Logistic Regression results
Classification report
# Logistic Regression pipeline and grid
lr_pipeline = Pipeline(steps=[
('preprocessor', preprocessor),
('classifier', LogisticRegression(random_state=42, max_iter=1000))
])
lr_param_grid = {
'classifier__solver': ['liblinear'],
'classifier__penalty': ['l1', 'l2'],
'classifier__class_weight': [None, 'balanced']
}
lr_model = GridSearchCV(
estimator=lr_pipeline,
param_grid=lr_param_grid,
cv=cv,
scoring='accuracy',
verbose=0
)
lr_model.fit(X_train, y_train)
y_pred_lr = lr_model.predict(X_test)
print(classification_report(y_test, y_pred_lr))
### Confusion matrix
# Confusion matrix (LR)
conf_lr = confusion_matrix(y_test, y_pred_lr)
plt.figure(figsize=(4.5, 4))
sns.heatmap(conf_lr, annot=True, cmap='Blues', fmt='d')

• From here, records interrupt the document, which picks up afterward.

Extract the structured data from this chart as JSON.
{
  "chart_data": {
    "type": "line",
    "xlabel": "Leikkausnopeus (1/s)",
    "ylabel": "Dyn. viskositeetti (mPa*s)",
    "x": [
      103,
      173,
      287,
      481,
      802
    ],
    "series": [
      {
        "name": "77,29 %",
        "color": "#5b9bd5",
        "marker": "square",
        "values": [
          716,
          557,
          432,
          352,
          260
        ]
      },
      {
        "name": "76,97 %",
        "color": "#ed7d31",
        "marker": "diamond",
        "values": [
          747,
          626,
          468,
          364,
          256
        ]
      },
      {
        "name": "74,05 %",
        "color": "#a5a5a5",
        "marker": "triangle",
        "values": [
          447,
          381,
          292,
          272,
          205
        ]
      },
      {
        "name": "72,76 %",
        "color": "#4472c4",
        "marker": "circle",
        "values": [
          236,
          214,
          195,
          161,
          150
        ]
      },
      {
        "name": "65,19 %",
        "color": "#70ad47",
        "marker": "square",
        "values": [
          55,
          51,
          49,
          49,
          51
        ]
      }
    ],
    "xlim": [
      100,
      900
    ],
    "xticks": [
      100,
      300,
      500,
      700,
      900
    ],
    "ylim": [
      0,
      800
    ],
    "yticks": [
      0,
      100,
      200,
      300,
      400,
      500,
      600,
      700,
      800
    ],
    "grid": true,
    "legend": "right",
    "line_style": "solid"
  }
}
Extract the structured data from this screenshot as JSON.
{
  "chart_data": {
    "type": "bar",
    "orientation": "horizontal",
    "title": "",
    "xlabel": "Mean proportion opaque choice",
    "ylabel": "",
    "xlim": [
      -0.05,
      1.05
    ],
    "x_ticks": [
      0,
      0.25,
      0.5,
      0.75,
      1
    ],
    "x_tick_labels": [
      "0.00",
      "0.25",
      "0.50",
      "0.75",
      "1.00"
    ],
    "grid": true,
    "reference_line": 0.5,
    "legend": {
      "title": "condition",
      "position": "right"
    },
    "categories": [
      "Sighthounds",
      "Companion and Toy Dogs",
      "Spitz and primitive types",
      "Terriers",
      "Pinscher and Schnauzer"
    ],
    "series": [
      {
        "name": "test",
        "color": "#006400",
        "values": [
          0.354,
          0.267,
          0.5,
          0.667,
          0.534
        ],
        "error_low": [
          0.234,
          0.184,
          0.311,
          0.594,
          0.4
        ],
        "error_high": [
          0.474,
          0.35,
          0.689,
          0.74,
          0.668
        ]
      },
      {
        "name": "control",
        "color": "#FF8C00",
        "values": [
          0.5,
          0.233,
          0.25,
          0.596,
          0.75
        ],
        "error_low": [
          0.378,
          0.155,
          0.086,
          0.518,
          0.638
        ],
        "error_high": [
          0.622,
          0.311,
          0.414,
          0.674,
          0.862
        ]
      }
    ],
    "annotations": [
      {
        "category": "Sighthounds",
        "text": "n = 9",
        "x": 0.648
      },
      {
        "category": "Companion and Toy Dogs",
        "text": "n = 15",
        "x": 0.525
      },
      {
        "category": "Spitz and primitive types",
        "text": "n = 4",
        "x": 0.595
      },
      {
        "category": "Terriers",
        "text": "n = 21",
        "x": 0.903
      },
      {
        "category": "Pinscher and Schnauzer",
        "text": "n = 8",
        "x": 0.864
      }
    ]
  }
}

plt.title('Logistic Regression Confusion Matrix')
plt.xlabel('Predicted')
plt.ylabel('Actual')
plt.tight_layout()
plt.show()
### Coefficient magnitudes
# Coefficient magnitudes (LR)
lr_best = lr_model.best_estimator_
coefficients = lr_best.named_steps['classifier'].coef_[0]
ohe_feature_names_lr = lr_best.named_steps['preprocessor'] \
.named_transformers_['cat'] \
.named_steps['onehot'] \
.get_feature_names_out(categorical_features)
feature_names_lr = numerical_features + list(ohe_feature_names_lr)
coef_df = pd.DataFrame({'Feature': feature_names_lr, 'Coefficient': coefficients}) \
.sort_values(by='Coefficient', key=lambda s: s.abs(), ascending=False)
top_n = min(25, len(coef_df))
plt.figure(figsize=(10, 8))
plt.barh(coef_df['Feature'].head(top_n)[::-1], coef_df['Coefficient'].abs().head(top_n)[::-1], color='salmon')
plt.title(f'Logistic Regression Coefficient Magnitudes — Test Acc: {lr_model.score(X_test, y_test):.2%}')
plt.xlabel('Absolute Coefficient')
plt.tight_layout()
plt.show()
Notes: - Coefficients reflect the linear contribution (after preprocessing). - Magnitudes are not directly comparable to tree-based importances, but provide directionality.
Comparison and takeaways
- Both models achieve comparable accuracy on this dataset.
- Differences in feature rankings suggest correlated variables and overlapping information (e.g.,
sex,who_*,age). - Next steps: refine features, consider interaction terms, calibrate probabilities, and explore additional models.